The inside story of the man who defected from North Korea and then went back again

For most people, an insanely dangerous journey across a 2.5 mile-wide border guarded by barbed-wire fences, land mines, tank traps and several thousand troops at either end would be quite enough. But on New Year’s Day, former gymnast Kim Woo Joo did it for a second time, returning to North Korea barely a year after he’d escaped the world’s most infamous hermit kingdom for a new life in the South.

Such ‘boomerang defections’ are very rare: of the 30,000 people who’ve escaped North Korea and settled in the South, only around 30 are known to have gone back. But what makes 29-year-old Kim’s boomerang even rarer is that he crossed both times via the Demilitarized Zone (DMZ) which separates the two countries rather than take the more usual route via China.

A military security camera first picked him up at about 1pm on Saturday January 1 just south of the DMZ in Gangwon province. He was warned by loudspeaker to leave the area and appeared to do so: but six hours later, under cover of darkness, he was using his gymnastic skills to climb a 10-foot barbed wire fence on the DMZ’s southern perimeter.

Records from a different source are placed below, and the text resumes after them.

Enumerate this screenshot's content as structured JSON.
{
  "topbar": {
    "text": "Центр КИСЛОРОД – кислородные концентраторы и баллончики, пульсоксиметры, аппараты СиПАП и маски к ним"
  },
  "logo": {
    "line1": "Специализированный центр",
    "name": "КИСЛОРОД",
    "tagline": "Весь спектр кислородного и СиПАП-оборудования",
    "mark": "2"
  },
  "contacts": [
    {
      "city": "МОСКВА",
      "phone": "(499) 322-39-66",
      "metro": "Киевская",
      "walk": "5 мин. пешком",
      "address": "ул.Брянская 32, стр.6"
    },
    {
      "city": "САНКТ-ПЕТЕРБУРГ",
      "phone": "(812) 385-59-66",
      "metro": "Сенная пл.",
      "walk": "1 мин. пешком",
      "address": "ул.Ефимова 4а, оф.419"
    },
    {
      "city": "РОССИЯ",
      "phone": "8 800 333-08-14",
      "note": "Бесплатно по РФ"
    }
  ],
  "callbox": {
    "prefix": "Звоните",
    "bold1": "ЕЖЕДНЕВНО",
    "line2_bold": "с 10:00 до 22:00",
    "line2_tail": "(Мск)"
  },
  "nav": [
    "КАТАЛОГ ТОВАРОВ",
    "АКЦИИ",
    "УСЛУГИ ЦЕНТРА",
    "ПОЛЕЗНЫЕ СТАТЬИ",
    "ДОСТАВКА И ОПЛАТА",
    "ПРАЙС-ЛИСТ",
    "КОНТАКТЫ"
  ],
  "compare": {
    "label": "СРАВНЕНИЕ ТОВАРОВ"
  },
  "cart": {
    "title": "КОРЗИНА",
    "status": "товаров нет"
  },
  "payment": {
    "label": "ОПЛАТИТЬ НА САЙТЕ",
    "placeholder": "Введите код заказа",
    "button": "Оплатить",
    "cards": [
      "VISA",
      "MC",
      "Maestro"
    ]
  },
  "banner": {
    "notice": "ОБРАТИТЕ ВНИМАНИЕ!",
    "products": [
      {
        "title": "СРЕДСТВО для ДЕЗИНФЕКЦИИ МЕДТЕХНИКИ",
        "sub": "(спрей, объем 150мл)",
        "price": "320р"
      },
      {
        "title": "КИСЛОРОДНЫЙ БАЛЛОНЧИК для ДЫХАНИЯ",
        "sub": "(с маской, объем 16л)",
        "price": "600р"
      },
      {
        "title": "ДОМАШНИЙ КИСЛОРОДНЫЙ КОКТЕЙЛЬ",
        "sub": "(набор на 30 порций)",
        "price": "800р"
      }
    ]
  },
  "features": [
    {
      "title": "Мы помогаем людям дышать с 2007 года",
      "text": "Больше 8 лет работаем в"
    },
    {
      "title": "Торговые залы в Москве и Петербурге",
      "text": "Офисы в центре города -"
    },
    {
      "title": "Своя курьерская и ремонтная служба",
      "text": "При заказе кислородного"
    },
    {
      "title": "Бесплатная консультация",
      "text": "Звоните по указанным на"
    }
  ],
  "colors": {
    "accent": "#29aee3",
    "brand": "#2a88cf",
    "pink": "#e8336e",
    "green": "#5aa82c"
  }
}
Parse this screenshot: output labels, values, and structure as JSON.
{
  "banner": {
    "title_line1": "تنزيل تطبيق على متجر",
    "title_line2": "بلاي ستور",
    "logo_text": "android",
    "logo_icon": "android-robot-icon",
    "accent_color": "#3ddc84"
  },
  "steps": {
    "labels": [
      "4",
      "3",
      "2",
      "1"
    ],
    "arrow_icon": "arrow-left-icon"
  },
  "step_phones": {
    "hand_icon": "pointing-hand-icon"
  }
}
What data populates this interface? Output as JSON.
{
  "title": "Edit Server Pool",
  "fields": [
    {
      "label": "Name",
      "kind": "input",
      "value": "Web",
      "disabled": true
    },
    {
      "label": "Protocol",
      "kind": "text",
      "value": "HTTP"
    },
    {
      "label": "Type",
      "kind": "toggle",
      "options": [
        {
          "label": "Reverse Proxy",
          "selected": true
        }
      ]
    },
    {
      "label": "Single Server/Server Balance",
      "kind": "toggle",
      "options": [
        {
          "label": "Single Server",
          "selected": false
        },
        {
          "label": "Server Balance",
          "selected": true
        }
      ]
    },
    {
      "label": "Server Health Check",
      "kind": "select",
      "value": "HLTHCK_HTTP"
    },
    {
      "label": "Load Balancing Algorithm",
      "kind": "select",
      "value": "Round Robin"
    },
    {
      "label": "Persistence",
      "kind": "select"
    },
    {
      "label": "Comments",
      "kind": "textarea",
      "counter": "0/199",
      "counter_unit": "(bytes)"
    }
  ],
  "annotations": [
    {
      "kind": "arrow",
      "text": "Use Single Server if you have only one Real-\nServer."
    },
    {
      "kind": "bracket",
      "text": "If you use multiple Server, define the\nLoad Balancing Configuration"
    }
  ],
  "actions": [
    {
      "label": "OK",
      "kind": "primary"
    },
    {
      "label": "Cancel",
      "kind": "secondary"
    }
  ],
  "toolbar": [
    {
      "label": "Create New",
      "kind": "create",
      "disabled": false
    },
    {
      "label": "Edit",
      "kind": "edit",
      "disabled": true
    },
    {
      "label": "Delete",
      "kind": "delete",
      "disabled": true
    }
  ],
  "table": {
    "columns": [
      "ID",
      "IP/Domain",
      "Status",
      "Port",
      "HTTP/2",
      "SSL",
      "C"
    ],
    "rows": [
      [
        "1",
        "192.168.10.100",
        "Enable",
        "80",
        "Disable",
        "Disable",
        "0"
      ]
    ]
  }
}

He was spotted on three more cameras, triggered a fence alarm and was later detected on thermal observation devices deep inside the zone, but nonetheless made it through unscathed back to the North – where, unsurprisingly, he has not been heard from since.

He has left behind few traces of his temporary life in the South. At his crossing point military investigators found footprints and feathers, presumably torn from his coat by the barbed wire. Reporters who went to the tiny £85 per month apartment in northern Seoul where he lived alone found it empty save for a blanket, neatly folded, left outside for collection. He worked mainly as a night cleaner in office buildings, made few friends and rarely spoke to his neighbours. He left bills for rent and medical insurance unpaid, and he used as little gas, water and electricity as possible. He stands less than five feet tall and weighs under eight stone. Were it not for the attention around his escape he would seem almost a ghost, one of the millions of subsistence-level Seoulites whose plight was part of the smash Netflix series Squid Game.

There are two main questions surrounding his escape: why go back at all, and why go back via such a dangerous route? The second is perhaps easier to answer: in one word, coronavirus. Controls on North Korea’s border with China, usually reasonably active with traders and workers crossing legally, have been hugely tightened in an effort to keep the virus out of the country, with guards reportedly ordered to shoot to kill. This has drastically reduced the scope for illegal escapes: in 2020, the year Kim defected, only 229 North Koreans came to the South, less than 10 per cent of the usual number.

As for the first question: some return to deliver money to family members, to help a relative in trouble, or even to try and bring others out. But many find that they simply can’t settle in the South, for their original escapes are time travel as much as simple journeys. North Korea is a country stuck several decades behind the modern world: there are few private cars, agricultural equipment is basic and manual, and only the most senior and trusted officials have access to the internet. South Korea, in contrast, is a hyperkinetic futurist maelstrom on the cutting edge of progress: Bloomberg’s 2021 Innovation Index ranks it as the second most technologically advanced country in the world after Germany. To go from one to the other, even via countries such as China and then Vietnam, Cambodia or Thailand, is to experience the most profound and disorientating culture shock imaginable.